Just to explain how things really work in an OEM: I had no text books at my desk, and didn't own a calculator. I just used the one built into Windows the few times it was needed. Most engineering work is in fact done out in the field, or on a test bench, or in a plant. The guy who signed off on the handling characteristics of a truck, a requirement for GVW, did not calculate it. He bolted a set of outriggers on, went out to the track , and tried to flip it. When the Ford managers were whining about how the F-150 doesn't stop as fast as the Tundra, the brake engineer took the tires off the Tundra, put them on the F-150, and tested it, then said "There, see you idiots, it's the tires, not the brakes!"

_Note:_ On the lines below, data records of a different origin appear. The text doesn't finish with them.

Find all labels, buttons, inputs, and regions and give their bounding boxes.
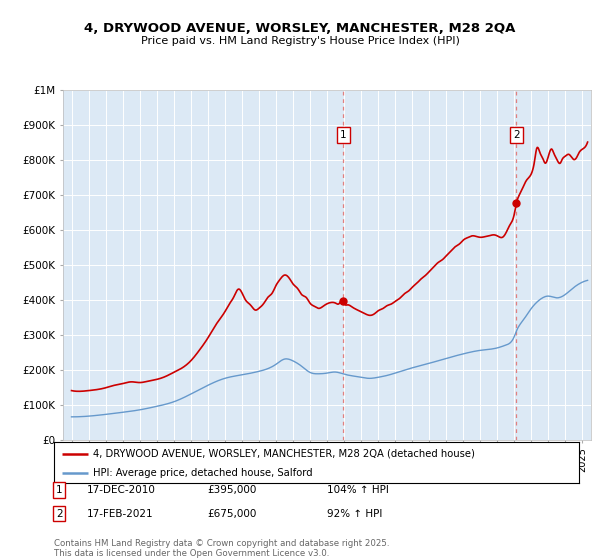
Text: 2: 2 [56, 508, 62, 519]
Text: 104% ↑ HPI: 104% ↑ HPI [327, 485, 389, 495]
Text: 17-DEC-2010: 17-DEC-2010 [87, 485, 156, 495]
Text: £395,000: £395,000 [207, 485, 256, 495]
Text: 17-FEB-2021: 17-FEB-2021 [87, 508, 154, 519]
Text: HPI: Average price, detached house, Salford: HPI: Average price, detached house, Salf… [94, 468, 313, 478]
Text: 4, DRYWOOD AVENUE, WORSLEY, MANCHESTER, M28 2QA: 4, DRYWOOD AVENUE, WORSLEY, MANCHESTER, … [85, 22, 515, 35]
Text: £675,000: £675,000 [207, 508, 256, 519]
Text: 1: 1 [56, 485, 62, 495]
Text: 1: 1 [340, 130, 347, 140]
Text: 92% ↑ HPI: 92% ↑ HPI [327, 508, 382, 519]
Text: 2: 2 [513, 130, 520, 140]
Text: Contains HM Land Registry data © Crown copyright and database right 2025.
This d: Contains HM Land Registry data © Crown c… [54, 539, 389, 558]
Text: 4, DRYWOOD AVENUE, WORSLEY, MANCHESTER, M28 2QA (detached house): 4, DRYWOOD AVENUE, WORSLEY, MANCHESTER, … [94, 449, 475, 459]
Text: Price paid vs. HM Land Registry's House Price Index (HPI): Price paid vs. HM Land Registry's House … [140, 36, 460, 46]
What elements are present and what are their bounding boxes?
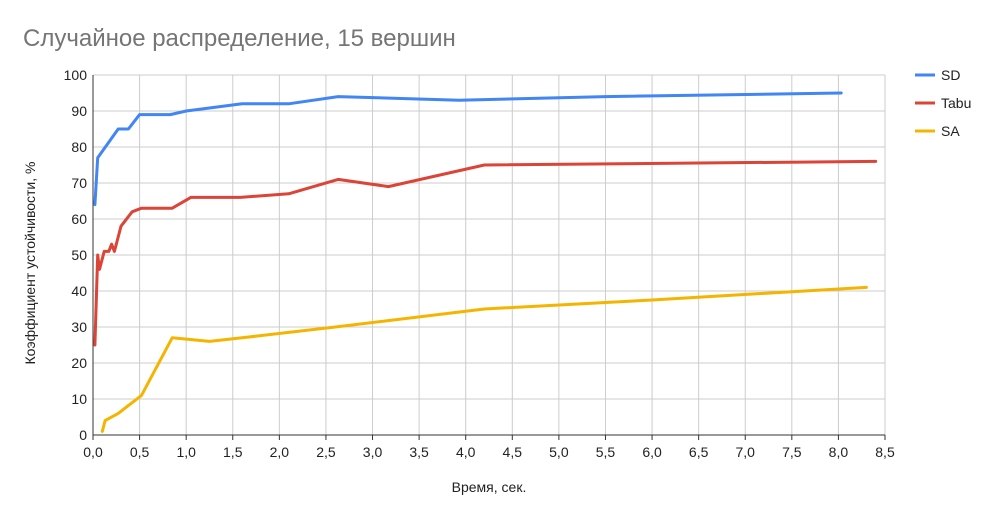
legend-label-tabu: Tabu (941, 95, 971, 111)
y-tick-label: 100 (64, 67, 88, 83)
legend-label-sa: SA (941, 123, 960, 139)
axes: 0 10 20 30 40 50 60 70 80 90 100 0,0 0,5 1,0 1,5 2,0 2,5… (64, 67, 895, 460)
x-tick-label: 0,0 (83, 444, 103, 460)
x-tick-label: 4,5 (503, 444, 523, 460)
x-axis-label: Время, сек. (452, 479, 527, 495)
y-tick-label: 20 (71, 355, 87, 371)
legend: SD Tabu SA (915, 67, 971, 139)
x-tick-label: 0,5 (130, 444, 150, 460)
y-tick-label: 80 (71, 139, 87, 155)
y-tick-label: 50 (71, 247, 87, 263)
y-tick-label: 70 (71, 175, 87, 191)
x-tick-label: 3,0 (363, 444, 383, 460)
x-tick-label: 1,0 (176, 444, 196, 460)
series-line-tabu (93, 159, 878, 347)
x-tick-label: 7,0 (736, 444, 756, 460)
x-tick-label: 8,5 (875, 444, 895, 460)
y-tick-label: 0 (79, 427, 87, 443)
gridlines (93, 74, 886, 435)
series-line-sa (100, 285, 868, 433)
y-tick-label: 40 (71, 283, 87, 299)
y-tick-label: 60 (71, 211, 87, 227)
x-tick-label: 1,5 (223, 444, 243, 460)
x-tick-label: 3,5 (409, 444, 429, 460)
x-tick-label: 6,5 (689, 444, 709, 460)
y-tick-label: 90 (71, 103, 87, 119)
chart-title: Случайное распределение, 15 вершин (23, 25, 456, 52)
legend-label-sd: SD (941, 67, 960, 83)
x-tick-label: 5,5 (596, 444, 616, 460)
y-axis-label: Коэффициент устойчивости, % (22, 162, 38, 365)
y-tick-label: 10 (71, 391, 87, 407)
series-line-sd (93, 91, 843, 207)
y-tick-label: 30 (71, 319, 87, 335)
x-tick-label: 2,5 (316, 444, 336, 460)
series-lines (93, 91, 878, 433)
x-tick-label: 4,0 (456, 444, 476, 460)
x-tick-label: 6,0 (642, 444, 662, 460)
x-tick-label: 8,0 (829, 444, 849, 460)
x-tick-label: 2,0 (270, 444, 290, 460)
x-tick-label: 5,0 (549, 444, 569, 460)
x-tick-label: 7,5 (782, 444, 802, 460)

This is very much practical stuff. I determined the pressure capability of an oil system not with a finite element analysis. I take a bunch of prototype parts, assemble them, use a pressure gauge, and crank up the pressure until they blow up.
Now, there *are* guys who do a lot of advanced computer stuff, but that is usually done way before the grunts like me got to it. In your axle example, the Design and Release engineer (that's me), would take the axle he was told to use, and drive it around Bovingdon until it breaks, then make sure that met the requirements.
Now, when mechanics get mad at engineers for making things unservicable... that's not our fault. See... nobody cares about service. The service engineer is one voice, in the back of the room filled with guys trying to get things out the door as fast and cheaply as possible, and nobody listens to him. Not my rules, that's just the way it works.